Supratek Preamp. and 6SN7's impressions


I have had a Chardonnay for over a year now and have enjoyed it immensely. I used to drive a Plinius P8 amplifier with it, which was an overkill (200 w/c) for my Reference 3a MM Decapo's. It was a fairly musical combination, though.

Recently I sold the Plinius and bought a First Watt F4 stereo amplifier. It is a class A, 25 w/c buffer type amplifier,(designed and built by Nelson Pass)which means it does not amplify voltage, it is a current amp. You need to have a high gain preamp to drive it, and the Supratek is perfect in that respect.

This also means that the characteristics of the preamplifier are passed thru the amplifier without any gain or editing -or at least minimal editing-. So, I thought this would be a perfect combination to study the effects of the 6SN7 tubes in the Chardonnay.

I have used the following tubes: EH, NOS Tungsols, RCA's, Sylvania's. Verdict: The EH came on top. More natural sounding in both tone, pace and in soundstaging. More vocal and instrumental body. The others seem to have more energy in the highs -brighter- and do not throw a soundstage as natural and effortless as the EH's do.

Also the same conclusion was obtained with the 6106 rectifier that some raved about in this forum.. It does not really function as well as a GZ34 or GZ37. It gives the impression of more dynamics but at the end makes the preamp sound more "hifi". Soundstage is also constrained compared to the GZ34's. Not recommended if you want your Supratek to work as intended. Mick had informed in an email that the 6106 does strange things to the circuit's operating voltages.

So, what would this seem to indicate, in my opinion, is that Mick apparently voiced his preamps. around this tube (EH and GZ34, etc.)to make it as musical as he intended. That works very well.

Sources: Shigaraki CD transport and DA with 47 Labs Dumpty power supply. Supratek Chardonnay preamp. Interconnects and speaker cables: Jena Labs. Power Conditioning and power cables: Jena Labs
manolo
Agreed 100%

I have a Chenin since first quarter of 2004. Went astray with the tube rolling threads and spent tons of money on the so called "recommended" tubes. Garbage!

I never like the 6106 and have some reservations on the Tungsol RP (still have the tubes) on my preamp. The 6106 does weird thing in my phono section. To me I found my heaven with Raytheon 6SN7 and/or EH 6SN7, Sovtek KT66 or 6L6GC rectifiers, and Mullard M80/Amperex D getter 6922 on phono. For rectifier, nothing sounds better to me than a good old double d or O getter GZ34. Its been almolt two years now since I refuse to roll tubes in my preamp.

The Supratek uses the 6SN7 in SRPP topology, transformer coupled to the output. If you read more about the topology and understand the circuit operation, you will be safe from spending a lot of money rolling tubes IMO. For example, you have to realize that changing the rectifier changes the OP of the tubes because the change is transparent to the B+. The sound changes, as perceived by the listener, not because the rectifier have blackplates, gold pins, and all the BS etc. What I cannot believe on the thread here in Audiogon was that someone posted improvement by changing the umbilical cord. Gimme a break!

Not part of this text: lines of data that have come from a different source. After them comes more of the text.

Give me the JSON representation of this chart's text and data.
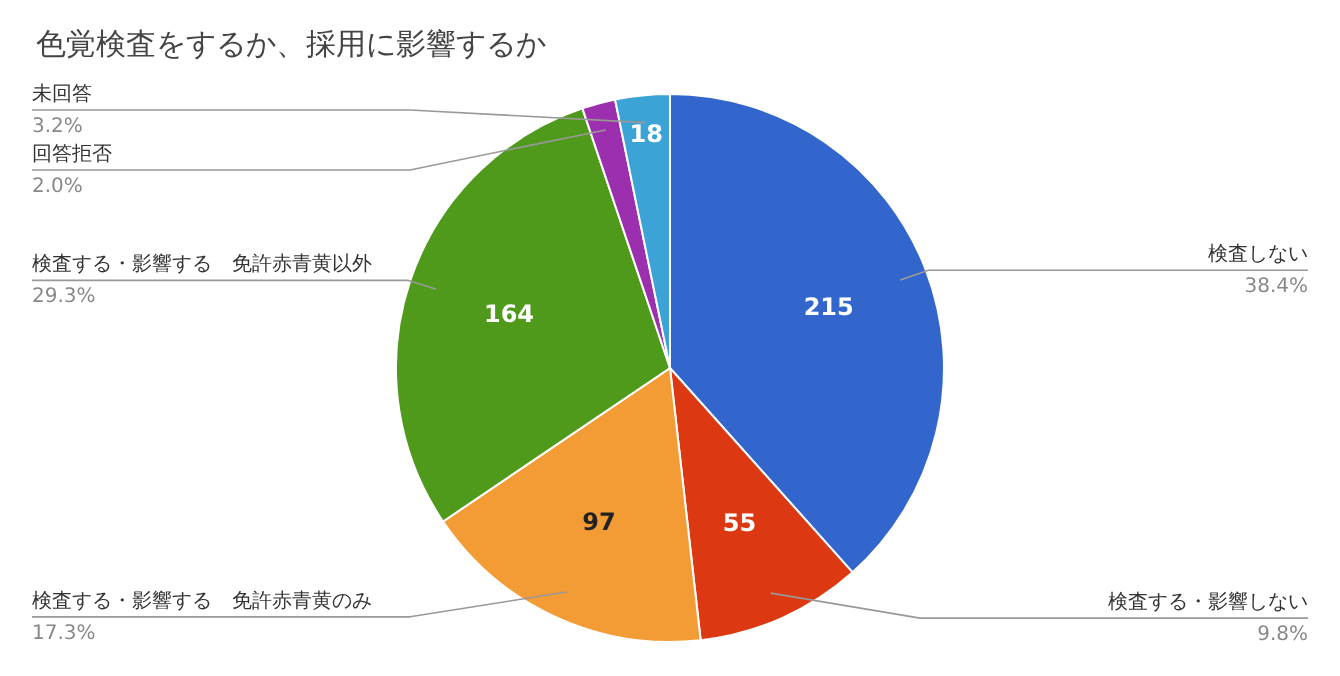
{
  "chart_data": {
    "type": "pie",
    "title": "色覚検査をするか、採用に影響するか",
    "categories": [
      "検査しない",
      "検査する・影響しない",
      "検査する・影響する　免許赤青黄のみ",
      "検査する・影響する　免許赤青黄以外",
      "回答拒否",
      "未回答"
    ],
    "values": [
      215,
      55,
      97,
      164,
      11,
      18
    ],
    "colors": [
      "#3366cc",
      "#dc3912",
      "#f39c36",
      "#4f9a1a",
      "#9b2fae",
      "#3ba3d6"
    ],
    "value_labels": [
      "215",
      "55",
      "97",
      "164",
      null,
      "18"
    ],
    "annotations": [
      "38.4%",
      "9.8%",
      "17.3%",
      "29.3%",
      "2.0%",
      "3.2%"
    ]
  }
}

Nevertless, I am at peace with my Chenin. I still love it but I do not use it as often but as a back up because the preamp I made sound so much better then the Supratek with the system I currently have. I never tried comparing the two with my other system set up though.

regards
Which RCA, Sylvania, and Tung-Sol 6SN7s did you use? Take RCA as an example. Did you use clear glass 6SN7GTB or smoke glass 6SN7GT or VT-231?
I recently went through similar 6SN7 rolling comparing early 1951 Sylvania WGT, RCA Gray Glass GT, Raytheon GT, Russian 1578/6N8S, and recent production EH. EH was only surpassed by Russian and Raytheon, and not by much. EH is very good indeed.
RCA with clear glass 6SN7GTB from 1956 sold to me by Tube World. A small bottle with black base. Sounds smooth. I know it is not the best RCA there is.

The Sylvanias were also small bottle, chrome top cryod,1960's. Sold them.

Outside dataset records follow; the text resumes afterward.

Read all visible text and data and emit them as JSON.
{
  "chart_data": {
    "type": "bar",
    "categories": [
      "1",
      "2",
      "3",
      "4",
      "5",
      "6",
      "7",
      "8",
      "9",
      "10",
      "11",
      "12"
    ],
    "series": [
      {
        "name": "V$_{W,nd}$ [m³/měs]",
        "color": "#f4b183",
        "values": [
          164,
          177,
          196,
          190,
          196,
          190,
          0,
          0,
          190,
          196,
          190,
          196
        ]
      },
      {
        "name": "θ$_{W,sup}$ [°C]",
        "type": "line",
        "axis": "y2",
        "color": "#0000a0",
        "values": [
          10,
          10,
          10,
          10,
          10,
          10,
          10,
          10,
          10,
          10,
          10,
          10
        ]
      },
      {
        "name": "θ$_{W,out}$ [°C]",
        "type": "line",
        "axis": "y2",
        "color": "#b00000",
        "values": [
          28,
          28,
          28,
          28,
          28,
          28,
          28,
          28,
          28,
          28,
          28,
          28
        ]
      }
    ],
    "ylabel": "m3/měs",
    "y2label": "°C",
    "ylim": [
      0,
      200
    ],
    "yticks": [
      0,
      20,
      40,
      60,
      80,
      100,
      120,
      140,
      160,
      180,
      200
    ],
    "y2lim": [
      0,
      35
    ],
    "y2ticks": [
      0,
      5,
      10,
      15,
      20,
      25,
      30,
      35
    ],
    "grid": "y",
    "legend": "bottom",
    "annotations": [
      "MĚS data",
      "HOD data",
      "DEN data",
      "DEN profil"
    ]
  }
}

The Tungsols where lent by a friend they were NOS, do not have them.

But my theory or point is that we tweakers do not realize sometimes the voicing process in the design of electronics. The better designers listen to their products and optimize them for the parts and or tubes they use.

Sometimes we go ahead and start swapping caps, tubes, resistors... and because it sounds different we think it is better. Sometimes that happens but not always.